Jenkins: I try not to be prescriptive about it. We typically don’t know when we’re gonna do those shots. We’re working and something happens and you feel like, “Now is the moment.” I remember filming the scene between Royal and Cora in the second Indiana chapter, when “Clair de Lune” is playing and they are sitting on the bed. This moment is possibly the first time this woman is going to willingly share herself physically with someone. She’s going to make love for the first time, and it just felt like the audience needs to know what she feels like, you know? It’s such an intimate, intense thing. And so we asked the actors if they would do it. Now, doing The Underground Railroad versus Moonlight, they know at some point this is coming. Anybody who works with me now is expecting that. But I always love when it arises out of a shared energy. With The Underground Railroad, the bodies—I’m gonna use your term—that we’re filming, they’re the actors portraying characters that existed pre-photography, to a certain degree. My ancestors lived in a time free of photography and, even if they had lived in a time of photography, mass photography, their images were likely not going to be the ones captured. So working with someone like Ms. Wendy who’s so diligent, trying to get things just right, or Mark Friedberg, putting all his energy into getting things just right—it felt like this is something outside the narrative, outside the plot of telling a story. These images are being created right now and need to be captured—captured in a way that we’re not trying to take their images, not trying to take their bodies. We are presenting a vessel for them to offer themselves to and reflect them in a way that they’re uncorrupted and done so with care and thoughtfulness and empathy.

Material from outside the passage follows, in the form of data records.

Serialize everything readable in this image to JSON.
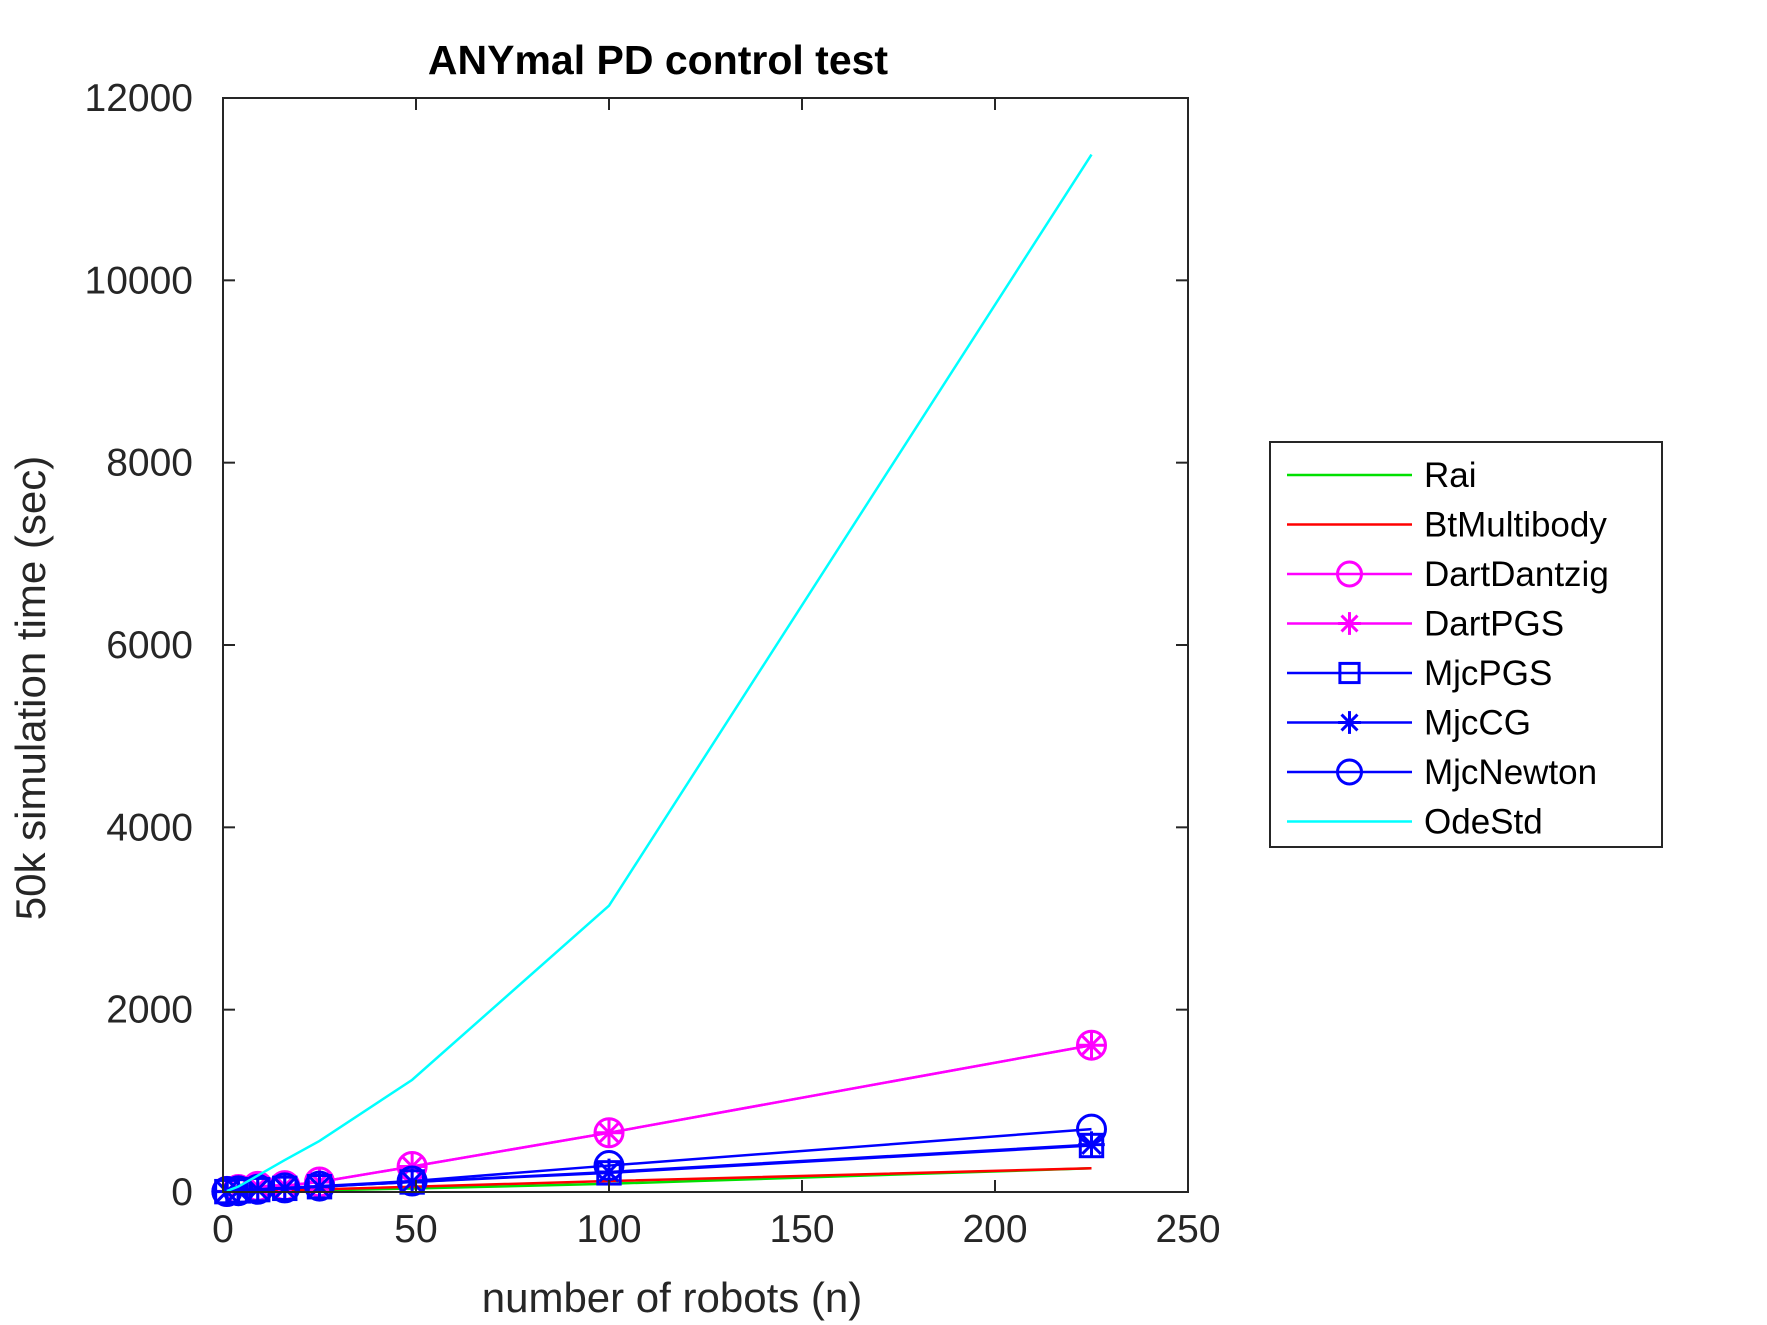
{
  "chart_data": {
    "type": "line",
    "title": "ANYmal PD control test",
    "xlabel": "number of robots (n)",
    "ylabel": "50k simulation time (sec)",
    "xlim": [
      0,
      250
    ],
    "ylim": [
      0,
      12000
    ],
    "xticks": [
      0,
      50,
      100,
      150,
      200,
      250
    ],
    "yticks": [
      0,
      2000,
      4000,
      6000,
      8000,
      10000,
      12000
    ],
    "grid": false,
    "legend_position": "outside-right",
    "x": [
      1,
      4,
      9,
      16,
      25,
      49,
      100,
      225
    ],
    "series": [
      {
        "name": "Rai",
        "color": "#00e000",
        "marker": "none",
        "values": [
          1,
          3,
          7,
          12,
          18,
          38,
          90,
          260
        ]
      },
      {
        "name": "BtMultibody",
        "color": "#ff0000",
        "marker": "none",
        "values": [
          2,
          5,
          11,
          19,
          29,
          58,
          120,
          260
        ]
      },
      {
        "name": "DartDantzig",
        "color": "#ff00ff",
        "marker": "circle",
        "values": [
          7,
          28,
          62,
          70,
          110,
          280,
          650,
          1610
        ]
      },
      {
        "name": "DartPGS",
        "color": "#ff00ff",
        "marker": "asterisk",
        "values": [
          7,
          28,
          62,
          70,
          110,
          280,
          650,
          1610
        ]
      },
      {
        "name": "MjcPGS",
        "color": "#0000ff",
        "marker": "square",
        "values": [
          4,
          12,
          26,
          40,
          58,
          110,
          210,
          510
        ]
      },
      {
        "name": "MjcCG",
        "color": "#0000ff",
        "marker": "asterisk",
        "values": [
          4,
          12,
          26,
          40,
          58,
          110,
          220,
          520
        ]
      },
      {
        "name": "MjcNewton",
        "color": "#0000ff",
        "marker": "circle",
        "values": [
          5,
          14,
          30,
          45,
          65,
          120,
          290,
          690
        ]
      },
      {
        "name": "OdeStd",
        "color": "#00ffff",
        "marker": "none",
        "values": [
          10,
          60,
          180,
          350,
          560,
          1230,
          3140,
          11380
        ]
      }
    ]
  }
}
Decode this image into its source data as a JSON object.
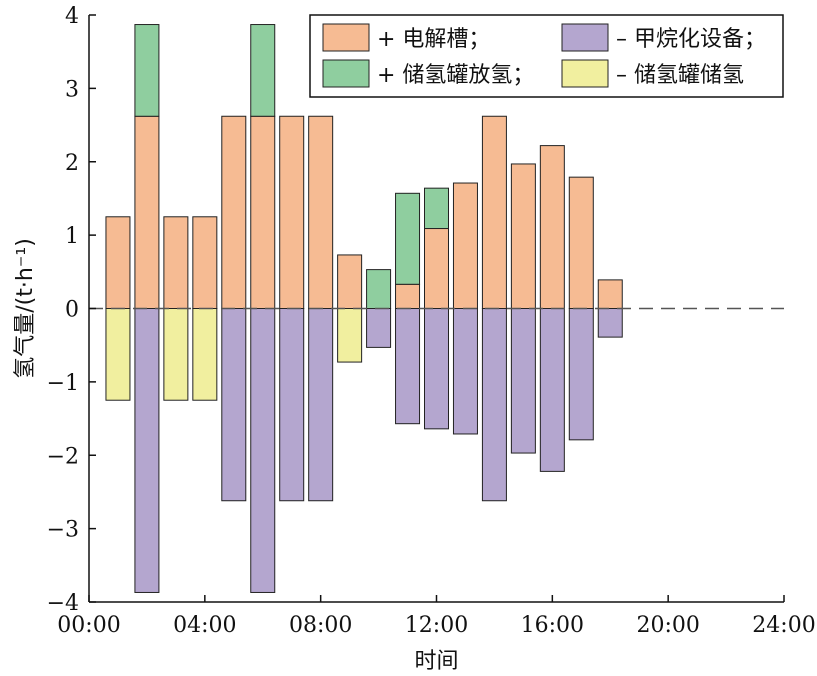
{
  "chart_data": {
    "type": "bar",
    "stacked": true,
    "xlabel": "时间",
    "ylabel": "氢气量/(t·h⁻¹)",
    "ylim": [
      -4,
      4
    ],
    "xlim": [
      0,
      24
    ],
    "x_ticks": [
      "00:00",
      "04:00",
      "08:00",
      "12:00",
      "16:00",
      "20:00",
      "24:00"
    ],
    "y_ticks": [
      "-4",
      "-3",
      "-2",
      "-1",
      "0",
      "1",
      "2",
      "3",
      "4"
    ],
    "grid": false,
    "zero_line": "dashed",
    "legend_position": "top-right",
    "x": [
      1,
      2,
      3,
      4,
      5,
      6,
      7,
      8,
      9,
      10,
      11,
      12,
      13,
      14,
      15,
      16,
      17,
      18
    ],
    "series": [
      {
        "name": "+ 电解槽；",
        "color": "#f6bb93",
        "values": [
          1.25,
          2.62,
          1.25,
          1.25,
          2.62,
          2.62,
          2.62,
          2.62,
          0.73,
          0,
          0.33,
          1.09,
          1.71,
          2.62,
          1.97,
          2.22,
          1.79,
          0.39
        ]
      },
      {
        "name": "+ 储氢罐放氢；",
        "color": "#8fce9f",
        "values": [
          0,
          1.25,
          0,
          0,
          0,
          1.25,
          0,
          0,
          0,
          0.53,
          1.24,
          0.55,
          0,
          0,
          0,
          0,
          0,
          0
        ]
      },
      {
        "name": "– 甲烷化设备；",
        "color": "#b4a6cf",
        "values": [
          0,
          -3.87,
          0,
          0,
          -2.62,
          -3.87,
          -2.62,
          -2.62,
          0,
          -0.53,
          -1.57,
          -1.64,
          -1.71,
          -2.62,
          -1.97,
          -2.22,
          -1.79,
          -0.39
        ]
      },
      {
        "name": "– 储氢罐储氢",
        "color": "#f1ef9f",
        "values": [
          -1.25,
          0,
          -1.25,
          -1.25,
          0,
          0,
          0,
          0,
          -0.73,
          0,
          0,
          0,
          0,
          0,
          0,
          0,
          0,
          0
        ]
      }
    ]
  }
}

Rail: It’s a real way of working with care.


Jenkins: Did you say working with kin?

Rail: No, working with care. Though—

Jenkins: I thought you said working with kin. Because that’s a beautiful expression, and that is what it felt like making the show. In a certain way, because the show is about Black folks and Blackness, that was one level of kin. But also too the crew that made the show just fused so deeply and so organically that it felt like this other kind of kin—all this energy compounding to hopefully manifest something. It was moving.